The district should reevaluate the program because iPads are not a useful asset to a students’ education enough to be bought in large quantities.
For the district to provide expensive iPads to thousands of students, the cost racks up. Instead of wasting money on these nonessential devices, the money could go toward something more important, such as providing students AP exam discounts, school events, higher-quality lunches or field trips. Overall, these options help a wider range of students versus the minority who actually use their iPads regularly.
When middle school students first receive iPads, it is usually a distraction to them. Many are excited to have one because they don’t have their own device aside from a phone, so iPads are popular. However, because studying and grades are not high priorities for many middle school students’, they use the iPads more for entertainment than for learning, especially since they have less homework at that age. Today, students already spending enough time in front of a screen, a tablet to play games is not necessary to an education.
While iPads provide the opportunity to learn, many teachers do not incorporate them enough into lessons to be worth their cost. As a result, a number of students do not bring their iPad at all to school or do not even know where it is at home. This is because they do not need them in class and if they need an electronic device, most students will use their phone or laptop to research or a journal to write notes. Additionally, some students actually prefer a paper copy of readings and assignments rather than a digital copy. Therefore, the iPads are not as helpful as expected in classrooms.

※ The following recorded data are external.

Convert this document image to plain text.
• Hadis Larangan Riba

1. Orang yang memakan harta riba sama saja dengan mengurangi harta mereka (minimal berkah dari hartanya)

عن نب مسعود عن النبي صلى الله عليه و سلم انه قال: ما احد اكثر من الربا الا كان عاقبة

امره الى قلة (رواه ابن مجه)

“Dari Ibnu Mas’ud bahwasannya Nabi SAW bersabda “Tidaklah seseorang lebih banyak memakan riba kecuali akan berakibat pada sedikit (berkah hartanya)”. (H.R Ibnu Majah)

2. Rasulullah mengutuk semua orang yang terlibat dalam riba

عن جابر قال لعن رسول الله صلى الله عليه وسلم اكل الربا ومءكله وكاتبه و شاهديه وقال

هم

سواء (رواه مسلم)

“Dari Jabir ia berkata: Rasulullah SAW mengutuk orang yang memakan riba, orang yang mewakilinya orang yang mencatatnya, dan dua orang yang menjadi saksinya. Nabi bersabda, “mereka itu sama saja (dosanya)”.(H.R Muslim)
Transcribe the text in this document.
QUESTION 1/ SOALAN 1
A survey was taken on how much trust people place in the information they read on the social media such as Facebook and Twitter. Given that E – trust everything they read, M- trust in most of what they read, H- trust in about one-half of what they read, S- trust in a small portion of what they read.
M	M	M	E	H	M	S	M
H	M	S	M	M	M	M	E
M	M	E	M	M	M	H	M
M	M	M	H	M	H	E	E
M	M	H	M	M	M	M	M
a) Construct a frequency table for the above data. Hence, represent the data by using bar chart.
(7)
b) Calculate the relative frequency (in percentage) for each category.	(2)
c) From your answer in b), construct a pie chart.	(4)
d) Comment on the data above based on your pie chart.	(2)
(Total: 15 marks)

Because not every student uses an iPad, the school should limit iPads to teachers who need a class set to enhance their students’ learning experiences. IPads should be available for checkout in high schools because students will use them for their intended use, rather than for entertainment.
Essentially, iPads are not worth the money as they pose as a distraction and are an expensive waste. Students,who rarely use their iPads and feel they are unnecessary, should petition to the district for the iPads to go only to high school students and to teachers for class sets, if needed.